Inaugural Sweet Water Academy Immersion with MIT CREATE
The work of Sweet Water Foundation and its practice of Regenerative Neighborhood Development is rich, complex, multi-layered, chaordic, and rooted in community. The practice offers accessible and eco-logical solutions to 21st century urban challenges and endless lessons spanning the academic disciplines of agriculture, architecture, culture, design, ecology, social enterprise, and more. However, SWF’s work and the practice of Regenerative Neighborhood Development cannot be taught from afar, it must be experienced. Thus, the introduction of Sweet Water Academy Immersions. Sweet Water Academy Immersions engage students, faculty, and staff from colleges and universities in intensive, short-term, live-work experiences with the Sweet Water Foundation community and its practices.
In partnership with MIT CREATE, the inaugural Sweet Water Academy Immersion took place over a 2-week period in June (June 9-22) and culminated with SWF’s Second Annual Juneteenth Celebration at The Commons. The MIT CREATE team, led by CREATE co-founders and MIT faculty John Kennedy and Kate Mytty, included 3 MIT graduate students in Architecture and Urban Planning and 1 graduate student of Public Health-Epidemiology at Louisiana State University Health Sciences Center.
The first two days of their Immersion consisted of an intense “disorientation” to Sweet Water Foundation and The Commons. MIT CREATE participants worked side-by-side with the SWF team, engaging in daily agriculture, carpentry, construction, and culinary activities as well as supporting SWF’s weekly educational field lessons, tours, and volunteer days. They literally got their hands dirty to bring the experience of Regenerative Neighborhood Development to life through shared work, dialogue, and the breaking of bread.
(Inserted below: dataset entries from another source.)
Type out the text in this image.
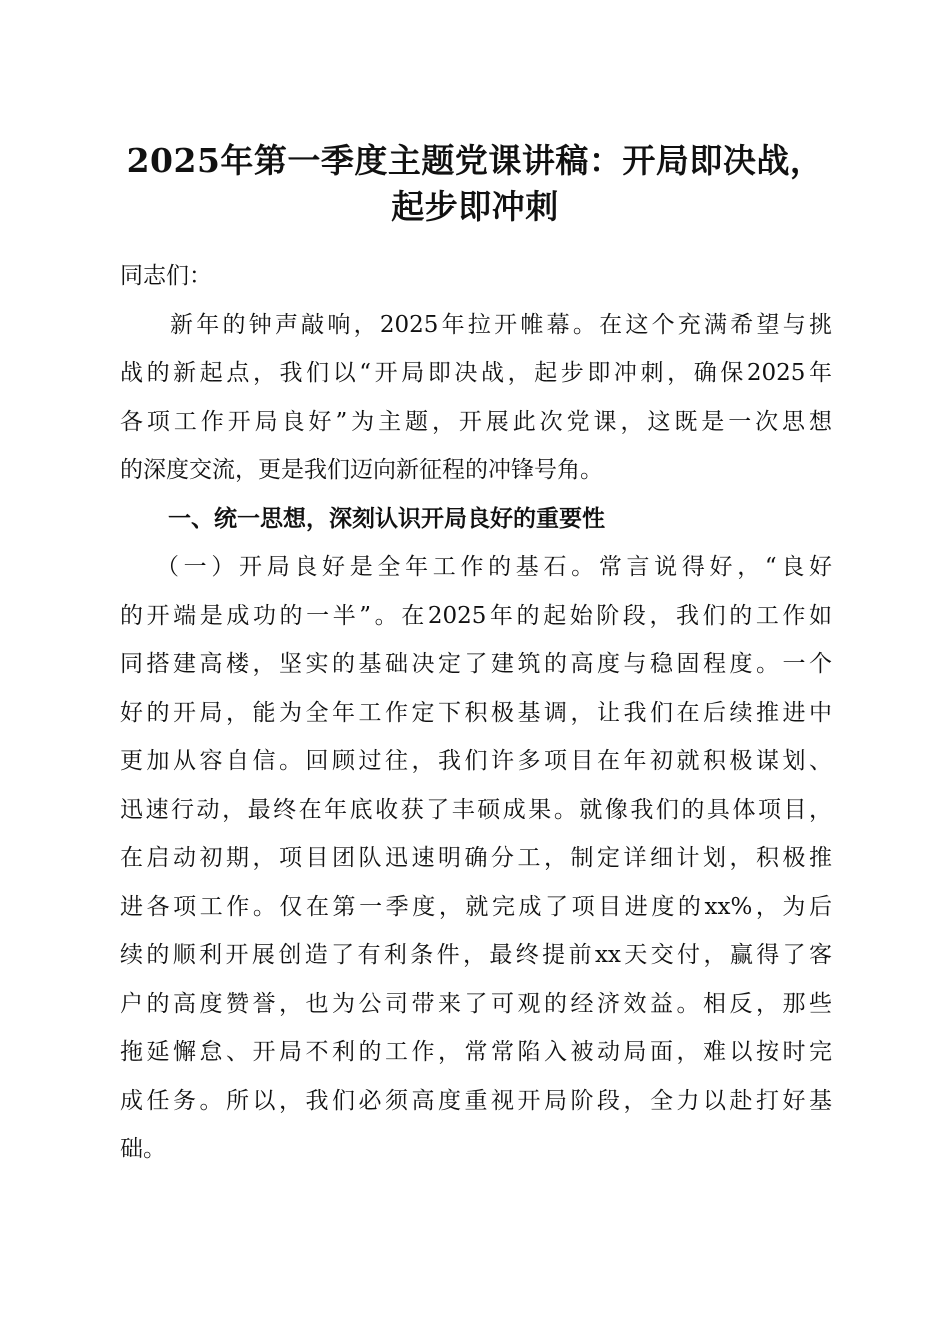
2025年第一季度主题党课讲稿：开局即决战，
起步即冲刺
同志们：
新年的钟声敲响，2025年拉开帷幕。在这个充满希望与挑
战的新起点，我们以“开局即决战，起步即冲刺，确保2025年
各项工作开局良好”为主题，开展此次党课，这既是一次思想
的深度交流，更是我们迈向新征程的冲锋号角。
一、统一思想，深刻认识开局良好的重要性
（一）开局良好是全年工作的基石。常言说得好，“良好
的开端是成功的一半”。在2025年的起始阶段，我们的工作如
同搭建高楼，坚实的基础决定了建筑的高度与稳固程度。一个
好的开局，能为全年工作定下积极基调，让我们在后续推进中
更加从容自信。回顾过往，我们许多项目在年初就积极谋划、
迅速行动，最终在年底收获了丰硕成果。就像我们的具体项目，
在启动初期，项目团队迅速明确分工，制定详细计划，积极推
进各项工作。仅在第一季度，就完成了项目进度的xx%，为后
续的顺利开展创造了有利条件，最终提前xx天交付，赢得了客
户的高度赞誉，也为公司带来了可观的经济效益。相反，那些
拖延懈怠、开局不利的工作，常常陷入被动局面，难以按时完
成任务。所以，我们必须高度重视开局阶段，全力以赴打好基
础。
As the SWF and MIT teams got to know one another, the possibilities for collaboration, skill sharing, and co-learning emerged. The SWF team worked with each student to identify an immersion project based on their individual interests and skills and SWF’s needs. In the days that followed, MIT CREATE participants spent mornings and early afternoons working alongside the SWF team followed by reading, discussion, and project work into the evenings.
Sweet Water Foundation’s dynamic community ensured a memorable experience. Immersion participants engaged with a wide range of SWF community members from local apprentices, peer mentors, and mentors, to SWF Summer Fellows from Harvard’s Graduate School of Design and Ashoka University, to SWF Human-in-Residence and MacArthur Fellow, Rick Lowe. A highlight of the experience included a farm-to-table dinner on June 19th with special guest, Danny Glover, to celebrate Juneteenth in advance of SWF’s public celebration on Saturday, June 22. Mr. Glover, a long-time friend of SWF, flew directly to Chicago after providing testimony on reparations before Congress to enjoy Resident Chef Mama Betty’s home cooking and celebrate Juneteenth with the Sweet Water family.
The inaugural Sweet Water Academy Immersion with MIT CREATE successfully set the precedence for future immersions. SWF extends gratitude to immersion leaders and participants and looks forward to the next MIT CREATE-SWF collaboration in the near future.